At a joint meeting of the boards of directors of the four associations at the Unity convention in 2008, founders Will Sutton of NABJ, Lloyd LaCuesta of AAJA, Mark Trahant of NAJA and Juan Gonzalez of NAHJ recalled that the four groups had met to agree on the concept of Unity over a crab dinner in Baltimore 20 years earlier. NABJ and NAHJ had approved the concept in 1986.

The groups worked mightily to overcome cultural and historical differences, as noted in this column during that 2008 convention. Wayne Dawkins, an NABJ historian, told board members that Unity was founded as the nation prepared to commemorate the 500th anniversary of Columbus' arrival in the New World. Native Americans felt there was nothing about 1492 to commemorate, some Latinos felt pride because of Columbus' ties to Spain and African Americans related Columbus' achievement to slavery and the Middle Passage. For Asian Americans, the debate "was like watching a tennis match," he said, as the others lobbed the question back and forth.

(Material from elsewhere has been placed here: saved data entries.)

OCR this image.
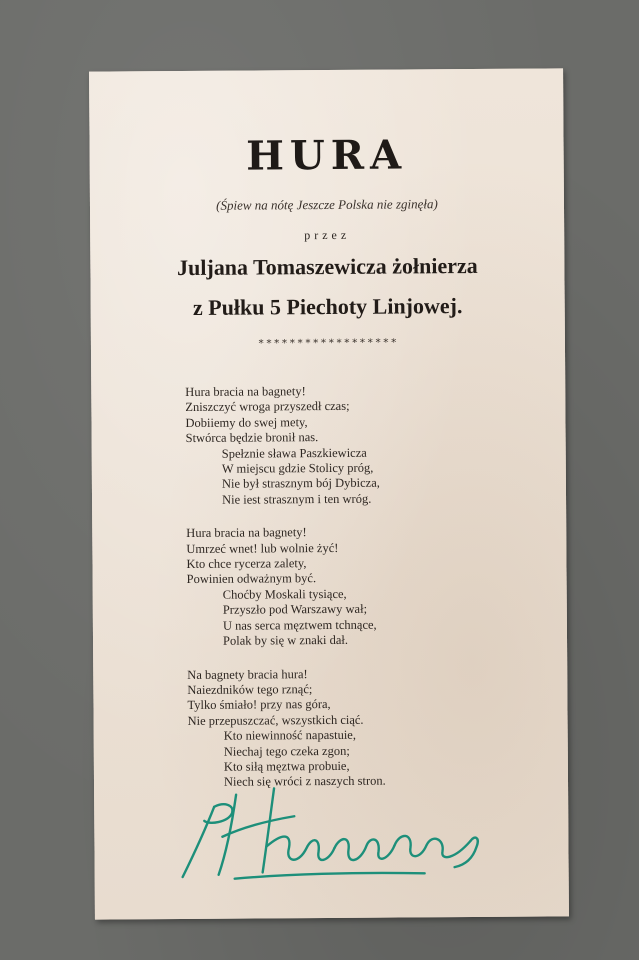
HURA
(Śpiew na nótę Jeszcze Polska nie zginęła)
przez
Juljana Tomaszewicza żołnierza
z Pułku 5 Piechoty Linjowej.
∗∗∗∗∗∗∗∗∗∗∗∗∗∗∗∗∗∗
Hura bracia na bagnety!
Zniszczyć wroga przyszedł czas;
Dobiiemy do swej mety,
Stwórca będzie bronił nas.
Spełznie sława Paszkiewicza
W miejscu gdzie Stolicy próg,
Nie był strasznym bój Dybicza,
Nie iest strasznym i ten wróg.
Hura bracia na bagnety!
Umrzeć wnet! lub wolnie żyć!
Kto chce rycerza zalety,
Powinien odważnym być.
Choćby Moskali tysiące,
Przyszło pod Warszawy wał;
U nas serca męztwem tchnące,
Polak by się w znaki dał.
Na bagnety bracia hura!
Naiezdników tego rznąć;
Tylko śmiało! przy nas góra,
Nie przepuszczać, wszystkich ciąć.
Kto niewinność napastuie,
Niechaj tego czeka zgon;
Kto siłą męztwa probuie,
Niech się wróci z naszych stron.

Still, the conveners saw their commonality. "I remember talking to a native Hawaiian and thinking that could easily be a NAJA member," said NAJA's Trahant, who is also board chairman of the Maynard Institute for Journalism Education. Sidmel Estes, a former Atlanta broadcast producer and onetime president of NABJ, said she still had the founding document and remembered those founders being all male and all having a similar brown complexion, despite racial differences.

Attendance at the 2008 convention rose to 7,550 attendees and 7,303 registrants by the closing day, Makwakwa told Journal-isms then, making it the nation's largest convention of journalists of color.